Ne yapsam ısınmıyor içini deprem yıkmış bedenim.

-

Allah tarafından geldi diyor telefonun ucundaki.

Görmediniz mi yeni binalar bile göçük?

Yeni bina yıkılır mı hiç diyorum öfkeli.

Yıkıldıysa ya proje yanlıştır ya malzeme eksik.

Ya açgözlüdür yapan ya vicdanı çürük.

İnsanın her yanlışını, her suçunu Allah’ın üstüne atmasanız keşke!

Hadi canım, hadi, hadi diyor adam, sanki o da müteahhit…

Karısına vermeden kapatıyor ahizeyi.

​​​​​​​-

Yapay deprem olabilir diyor birisi, hiç normal değil böylesi…

On şehir birden yıkılsın, var mı bunun başka bir örneği?

HAARP diyor bu kez, başka birisi, işaret ederek Boğaz’da demirleyen savaş gemisini…

​​​​​​​-

Bu işte bir iş var diyor beriki.

Tesadüf mü Kürt şehirlerinin toptan ve dümdüz yere inmesi?

Yüzlerce Alevi’nin aynı anda ölmesi?

Saçmalama diye kalkıyor o zaman yanındaki.

Öyle bir insafsızlık olamaz ki!

Bunu kim ve nasıl yapabilir ki?

​​​​​​​-

Yok arkadaş, yok, bütün sır o gemide gizli diyor, demin HAARP’tan söz eden kişi.

Getirip İdlib’e döktüğü cihat teröristlerini temizlemek istemiştir belki de kendisi.

Kim o kendisi?

O geminin sahibi…

Aklım karışmıyor da değil ama…

Yine de git işine diyorum, bırak bu delilikleri.

Şu söylediklerin olacak iş mi?

Sen öyle san diye yükseltiyor sesini, bu kez çok öfkeli.

Japonya teknolojide birinciliğe yürürken gelen o deprem neydi peki?

Şimdi de İstanbul’da yapacaklardı depremi, yanlışlıkla Maraş’a kaydı elleri.

​​​​​​​-

Yapmayın diyor Naci Hoca. Sabah dörtte çaldı telefon diyor. Televizyonu açınca ağladım diyor. Yıllar önce uyarmıştı adamcağız, yerel yöneticileri ve politikacıları. Şehir şehir gezerek anlatmıştı gelmekte olan tehlikeyi. Kımıldamamıştı elbet tek bir yaprak. O ağlamasın da kim ağlasın?

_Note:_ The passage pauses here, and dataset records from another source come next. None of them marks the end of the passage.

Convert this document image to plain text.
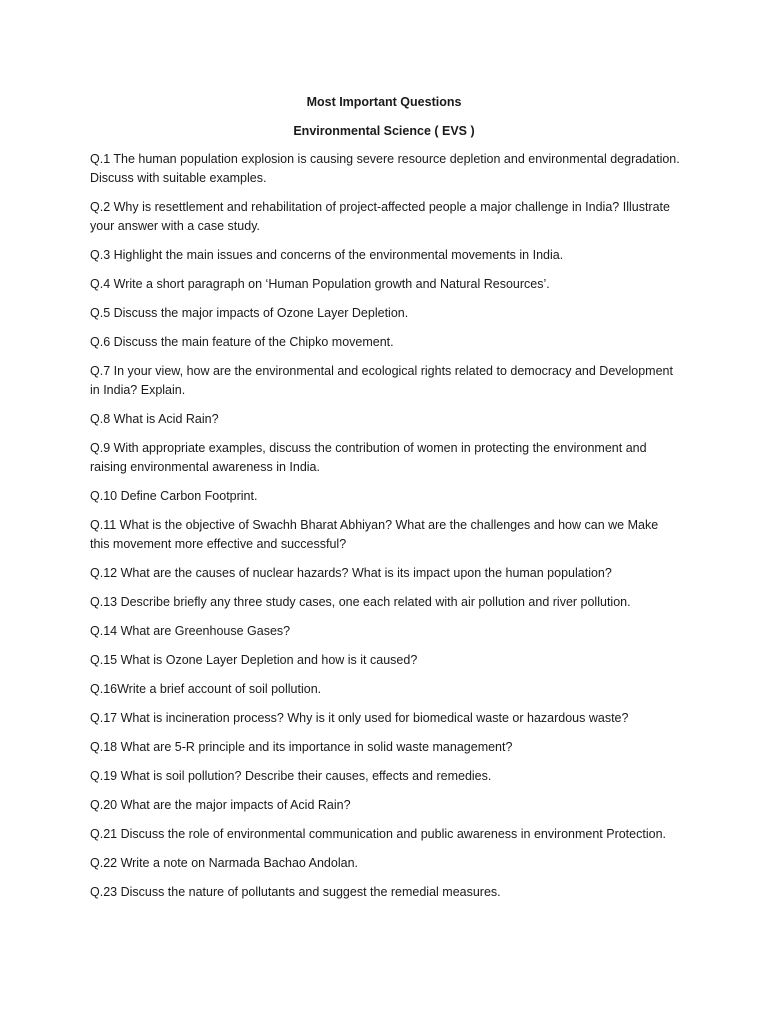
Most Important Questions
Environmental Science ( EVS )
Q.1 The human population explosion is causing severe resource depletion and environmental degradation. Discuss with suitable examples.
Q.2 Why is resettlement and rehabilitation of project-affected people a major challenge in India? Illustrate your answer with a case study.
Q.3 Highlight the main issues and concerns of the environmental movements in India.
Q.4 Write a short paragraph on ‘Human Population growth and Natural Resources’.
Q.5 Discuss the major impacts of Ozone Layer Depletion.
Q.6 Discuss the main feature of the Chipko movement.
Q.7 In your view, how are the environmental and ecological rights related to democracy and Development in India? Explain.
Q.8 What is Acid Rain?
Q.9 With appropriate examples, discuss the contribution of women in protecting the environment and raising environmental awareness in India.
Q.10 Define Carbon Footprint.
Q.11 What is the objective of Swachh Bharat Abhiyan? What are the challenges and how can we Make this movement more effective and successful?
Q.12 What are the causes of nuclear hazards? What is its impact upon the human population?
Q.13 Describe briefly any three study cases, one each related with air pollution and river pollution.
Q.14 What are Greenhouse Gases?
Q.15 What is Ozone Layer Depletion and how is it caused?
Q.16Write a brief account of soil pollution.
Q.17 What is incineration process? Why is it only used for biomedical waste or hazardous waste?
Q.18 What are 5-R principle and its importance in solid waste management?
Q.19 What is soil pollution? Describe their causes, effects and remedies.
Q.20 What are the major impacts of Acid Rain?
Q.21 Discuss the role of environmental communication and public awareness in environment Protection.
Q.22 Write a note on Narmada Bachao Andolan.
Q.23 Discuss the nature of pollutants and suggest the remedial measures.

Tetikleyecek bir etkiye ihtiyaç yoktu ki. Üç yıl önce söylemiştim oraya depremin geleceğini diyor. Göz göre göre geldi. Evler depreme göre yenilenmedi. Bağıra bağıra geldi afat diyor. Bağıra bağıra geldi.

​​​​​​​-

Öyle bir afat ki bu afat, çaresiz koydu hepimizi.

İçeride kalamazsın dışarı çık!

Çıktım ama sokaklar daracık.

Dev bir bina çöküyor o sıra üstümüze.

Az önceki seslerimiz susuyor birden.

Yok artık tek bir tık.  

​​​​​​​-

Soruyorum haykırarak.

Nerede bu şehirlerin meydanları, nerede toplanma alanları?

Meydanları daraltmayın, geniş meydanlar yapın artık.

Ve cevap bulun bize, aynı sitede üç bina ayaktayken üç bina niye yıkık?

Üç bina ayaktayken üç bina niye yıkık?

Üç bina ayaktayken üç bina niye yıkık?

Deprem vergilerini başka işler için kullanmayın.

İmar afları çıkarmayın zırt pırt, sakat binaları kimse ölmeden yıkın.

Ve yardım götürmediğiniz yerlerde her şeyin yolunda olduğunu bık bık gevelemeyin.

Kimse inanmıyor artık size, yemledikleriniz bile inanmıyor. Sadece yemleri kesilmesin diye inanıyormuş gibi yapıyor. Kötü niyetli misiniz yoksa bilgisiz ve beceriksiz mi, bir kere olsun kendinize bu soruyu sorun.

Yediden yetmişe, herkesin gözü yaşlı, aklı karışık.

Moraller bozuk, duygular kırık dökük.

​​​​​​​-

Bir şehirde sarı eşofmanlı, çok uzun saçlı bir çocuğu kurtardılar dün gece.

Basıp bağırlarına sımsıkı kucakladılar.

İzleyenler her yerde kurtarma çalışması var sandılar.

Isındı sanki biraz, kış ağaçlarındaki çıplak dallar.

Ama yalan olduğunu, şehirlerin, ormanları yanarken olduğu gibi, göçük altında da kendi kaderlerine terk edildiklerini çok çabuk görüp anladılar.

​​​​​​​-

Kaldıkları otel yıkılmış kitap fuarındakilerin.

Kitapları yakıyorlarmış yayıncılar şimdi çadırda ısınmak için.

​​​​​​​-

Birbirimize sarıldık oturuyoruz diyor Ali İsmail’in abisinin sesi.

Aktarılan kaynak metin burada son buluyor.